The social and cultural norms of 10,000 years of Western civilisation, that always have presumed men, with our physical strength, are the hunter-gatherers, warriors and natural leaders and protectors of families and communities, have been overturned in not quite two generations. That’s astonishing, but in this age of technology manpower counts for little. Brain is the new brawn and it’s not gender-specific: men’s natural advantage over women is obsolete. Women now have the upper hand and set the gender agenda. What is happening now is not, therefore, the feminist revolution, but its mopping-up operation.
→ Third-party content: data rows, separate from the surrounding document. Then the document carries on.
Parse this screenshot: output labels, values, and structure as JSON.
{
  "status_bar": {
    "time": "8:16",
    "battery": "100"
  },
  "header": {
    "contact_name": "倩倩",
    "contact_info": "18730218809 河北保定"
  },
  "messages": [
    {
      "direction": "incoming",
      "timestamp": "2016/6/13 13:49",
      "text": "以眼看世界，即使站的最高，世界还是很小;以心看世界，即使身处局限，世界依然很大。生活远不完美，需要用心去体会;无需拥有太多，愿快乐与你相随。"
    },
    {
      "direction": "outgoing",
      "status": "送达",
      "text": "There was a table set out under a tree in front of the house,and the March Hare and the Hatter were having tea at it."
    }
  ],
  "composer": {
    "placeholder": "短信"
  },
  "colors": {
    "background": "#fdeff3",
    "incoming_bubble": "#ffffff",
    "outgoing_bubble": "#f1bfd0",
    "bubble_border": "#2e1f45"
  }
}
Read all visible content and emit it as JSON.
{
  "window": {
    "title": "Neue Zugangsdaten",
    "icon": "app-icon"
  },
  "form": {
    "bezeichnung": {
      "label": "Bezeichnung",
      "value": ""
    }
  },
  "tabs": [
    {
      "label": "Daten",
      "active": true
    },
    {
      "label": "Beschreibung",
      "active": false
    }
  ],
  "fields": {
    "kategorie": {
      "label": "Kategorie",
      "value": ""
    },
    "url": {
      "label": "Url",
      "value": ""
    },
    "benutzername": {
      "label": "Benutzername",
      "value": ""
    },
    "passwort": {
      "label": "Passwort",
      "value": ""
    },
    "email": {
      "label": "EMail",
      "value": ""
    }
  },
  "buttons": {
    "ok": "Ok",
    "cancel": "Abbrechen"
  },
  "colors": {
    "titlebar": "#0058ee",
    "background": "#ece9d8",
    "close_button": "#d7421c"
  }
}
High-profile naming and shaming like #metoo is the revolutionaries consolidating victory, the new regime denouncing and purging pre-revolutionary leaders and hate figures, and all they represent. The vile behaviour of ogres like Harvey Weinstein simply makes their task easier.

Revolutions happen because the evils of what they replace can no longer be ignored or tolerated.  Endemic sexual harassment and one person’s abusing personal power over another rightly deserve calling out.  But in correcting the perceived excesses of millennia, and in the heady thrill of toppling the likes of Weinstein, Don Burke and now Robert Doyle, revolutionary zeal and a desire for vengeance can create dictatorships potentially as bad, even worse, than the regimes they topple. Think Jacobin France, Soviet Russia and post-Shah Iran.

For feminist elites, International Women’s Day is their May Day in Moscow, showcasing themselves and consolidating their revolution. Establishment acts of solidarity like the ABC’s unnecessarily ostentatious, all-female International Women’s Day ensured the rest of us got the message.

Instead of securing their equality goal, the media and political Revolutionary Guards of Australian feminism are creating a new, permanent gender imbalance. The new matriarchy is here.  We men have lost.